The Congresswoman's roots in Minneapolis's strong, diverse progressive organizing community have received far less attention than her ethnicity.

Omar was the lead on the recently introduced bill to abolish all student debt. Yet, even as the organizers from that movement credit her for making the issue a priority, most headlines cited Bernie Sanders (indeed a cosponsor), rather than her.

Flanked by the mother of former school cafeteria worker Philando Castile, who was killed by a Minnesota police officer, Omar introduced a bill to ensure all students got school lunch. Her faceoff with Elliott Abrams, Trump's special envoy to Venezuela during what appeared to be the lead-up to a U.S. invasion, was the bluntest confrontation I've seen of American imperial power--and she did it with a tiny, confident smile on her face, shutting down Abrams's bluster with a simple "That was not a question."

Abrams was pardoned for his involvement in the Iran-Contra affair after pleading guilty; he also, as Omar noted, testified that American policy in El Salvador, which included massacres of civilians, children, and other atrocities, was "a fabulous achievement." Given all that, she asked, "Would you support an armed faction within Venezuela that engages in war crimes, crimes against humanity or genocide, if you believe they were serving U.S. interest, as you did in Guatemala, El Salvador, and Nicaragua?"

While Alexandria Ocasio-Cortez and Bernie Sanders, stalwart on economic issues, have sometimes waffled on questions of imperial power and foreign relations, Omar has remained stalwart as she faces the (predictable) consequences of touching American politics' long-standing third rails.
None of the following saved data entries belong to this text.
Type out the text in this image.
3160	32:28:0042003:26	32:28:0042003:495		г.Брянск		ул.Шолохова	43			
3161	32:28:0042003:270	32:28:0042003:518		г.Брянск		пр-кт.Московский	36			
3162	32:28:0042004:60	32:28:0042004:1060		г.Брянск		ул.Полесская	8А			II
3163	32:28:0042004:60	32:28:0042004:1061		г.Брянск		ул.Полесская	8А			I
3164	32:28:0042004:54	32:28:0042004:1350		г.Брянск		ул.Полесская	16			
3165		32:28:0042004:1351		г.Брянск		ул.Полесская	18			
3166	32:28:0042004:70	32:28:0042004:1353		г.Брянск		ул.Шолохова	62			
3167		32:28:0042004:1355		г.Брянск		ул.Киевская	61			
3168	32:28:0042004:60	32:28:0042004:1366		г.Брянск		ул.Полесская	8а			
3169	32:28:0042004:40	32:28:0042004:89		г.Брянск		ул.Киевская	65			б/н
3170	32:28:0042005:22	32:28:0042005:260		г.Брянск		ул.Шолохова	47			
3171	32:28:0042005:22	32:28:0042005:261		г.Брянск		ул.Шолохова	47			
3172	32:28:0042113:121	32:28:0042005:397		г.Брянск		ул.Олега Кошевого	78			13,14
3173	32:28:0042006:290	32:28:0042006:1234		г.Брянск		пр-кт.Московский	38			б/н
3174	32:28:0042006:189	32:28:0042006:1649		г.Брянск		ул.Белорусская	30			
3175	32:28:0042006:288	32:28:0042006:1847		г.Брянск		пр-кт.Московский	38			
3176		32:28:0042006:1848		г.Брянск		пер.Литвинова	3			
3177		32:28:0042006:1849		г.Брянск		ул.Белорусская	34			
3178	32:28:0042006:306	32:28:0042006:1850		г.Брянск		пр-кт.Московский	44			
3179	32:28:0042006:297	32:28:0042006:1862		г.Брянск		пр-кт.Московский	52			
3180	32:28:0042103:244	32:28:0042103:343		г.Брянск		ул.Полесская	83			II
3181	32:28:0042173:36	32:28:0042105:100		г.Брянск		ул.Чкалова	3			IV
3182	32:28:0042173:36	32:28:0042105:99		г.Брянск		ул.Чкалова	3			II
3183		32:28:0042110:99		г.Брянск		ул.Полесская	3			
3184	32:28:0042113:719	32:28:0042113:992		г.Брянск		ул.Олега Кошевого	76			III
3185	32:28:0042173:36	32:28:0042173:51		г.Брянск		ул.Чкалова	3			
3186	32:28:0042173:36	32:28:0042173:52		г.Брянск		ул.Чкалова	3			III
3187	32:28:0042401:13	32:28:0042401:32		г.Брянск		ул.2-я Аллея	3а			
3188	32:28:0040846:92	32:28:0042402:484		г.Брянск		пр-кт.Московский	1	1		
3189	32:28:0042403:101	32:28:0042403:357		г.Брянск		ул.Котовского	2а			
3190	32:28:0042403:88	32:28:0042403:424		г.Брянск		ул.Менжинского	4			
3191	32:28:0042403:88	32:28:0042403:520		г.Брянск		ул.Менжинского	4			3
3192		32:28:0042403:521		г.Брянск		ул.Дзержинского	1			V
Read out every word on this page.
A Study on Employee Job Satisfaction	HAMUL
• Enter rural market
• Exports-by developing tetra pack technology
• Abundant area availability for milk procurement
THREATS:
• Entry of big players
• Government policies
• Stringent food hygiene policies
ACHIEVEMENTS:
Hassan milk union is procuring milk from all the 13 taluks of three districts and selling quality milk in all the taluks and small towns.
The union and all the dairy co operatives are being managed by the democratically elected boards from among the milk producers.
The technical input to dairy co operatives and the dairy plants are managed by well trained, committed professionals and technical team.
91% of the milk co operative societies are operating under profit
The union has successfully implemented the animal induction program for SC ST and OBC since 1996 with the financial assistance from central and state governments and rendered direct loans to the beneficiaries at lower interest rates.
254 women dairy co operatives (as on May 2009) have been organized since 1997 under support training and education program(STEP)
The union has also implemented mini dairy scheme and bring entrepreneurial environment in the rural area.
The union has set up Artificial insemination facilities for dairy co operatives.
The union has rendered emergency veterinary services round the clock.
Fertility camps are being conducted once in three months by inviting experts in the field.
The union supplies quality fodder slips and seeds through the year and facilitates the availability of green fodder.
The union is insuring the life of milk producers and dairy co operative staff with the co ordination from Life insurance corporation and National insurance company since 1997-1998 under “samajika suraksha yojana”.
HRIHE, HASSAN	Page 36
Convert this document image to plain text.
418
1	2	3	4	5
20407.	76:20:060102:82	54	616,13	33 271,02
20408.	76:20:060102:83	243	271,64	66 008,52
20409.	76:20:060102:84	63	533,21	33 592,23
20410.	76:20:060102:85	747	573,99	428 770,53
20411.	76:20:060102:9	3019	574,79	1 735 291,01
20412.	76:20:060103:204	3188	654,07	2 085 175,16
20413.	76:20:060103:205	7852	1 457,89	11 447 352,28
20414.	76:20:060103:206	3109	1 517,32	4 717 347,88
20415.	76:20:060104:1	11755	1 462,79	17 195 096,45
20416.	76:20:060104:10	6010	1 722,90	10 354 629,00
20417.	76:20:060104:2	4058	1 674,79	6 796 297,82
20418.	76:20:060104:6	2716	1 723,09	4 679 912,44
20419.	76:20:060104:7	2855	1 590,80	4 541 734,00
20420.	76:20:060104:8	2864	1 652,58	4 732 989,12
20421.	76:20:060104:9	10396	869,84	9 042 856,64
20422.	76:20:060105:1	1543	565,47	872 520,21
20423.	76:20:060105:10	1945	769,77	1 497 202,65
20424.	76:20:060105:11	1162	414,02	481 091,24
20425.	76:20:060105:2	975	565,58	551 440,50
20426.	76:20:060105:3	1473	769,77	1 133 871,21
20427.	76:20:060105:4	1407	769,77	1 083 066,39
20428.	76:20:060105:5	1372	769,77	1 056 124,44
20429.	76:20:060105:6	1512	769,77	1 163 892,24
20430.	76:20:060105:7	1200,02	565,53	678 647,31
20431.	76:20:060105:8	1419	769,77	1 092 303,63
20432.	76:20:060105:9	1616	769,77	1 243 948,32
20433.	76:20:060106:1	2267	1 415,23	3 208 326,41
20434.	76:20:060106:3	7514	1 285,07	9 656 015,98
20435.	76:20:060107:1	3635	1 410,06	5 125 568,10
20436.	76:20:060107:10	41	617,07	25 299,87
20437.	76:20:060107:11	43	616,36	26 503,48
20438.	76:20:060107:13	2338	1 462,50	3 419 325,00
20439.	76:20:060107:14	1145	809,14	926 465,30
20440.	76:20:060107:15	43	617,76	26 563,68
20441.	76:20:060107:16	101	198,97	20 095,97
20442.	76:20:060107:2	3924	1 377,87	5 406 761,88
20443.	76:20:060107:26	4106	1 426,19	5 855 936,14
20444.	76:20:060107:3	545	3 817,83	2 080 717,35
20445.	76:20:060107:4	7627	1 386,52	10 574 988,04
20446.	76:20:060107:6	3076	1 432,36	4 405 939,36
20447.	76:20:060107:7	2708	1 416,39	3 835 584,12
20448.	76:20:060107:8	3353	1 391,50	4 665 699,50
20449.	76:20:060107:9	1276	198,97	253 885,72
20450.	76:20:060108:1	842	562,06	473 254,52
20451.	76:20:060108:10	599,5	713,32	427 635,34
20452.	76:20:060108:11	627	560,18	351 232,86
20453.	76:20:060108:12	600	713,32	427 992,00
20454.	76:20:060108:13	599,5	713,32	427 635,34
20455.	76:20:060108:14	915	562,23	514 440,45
Accused of anti-Semitism over her tweets criticizing the American Israel Public Affairs Committee by not only Trumpists but by Chelsea Clinton--whose pious "as an American" pearl-clutching handed ammunition to the right--Omar has not backed down.

Omar's introduction of a resolution, alongside Lewis and Squad member Rashida Tlaib, supporting the right to boycott comes in the face of a bipartisan push to ban the Boycott, Divestment, and Sanctions movement targeting Israel over its occupation of Palestinian lands.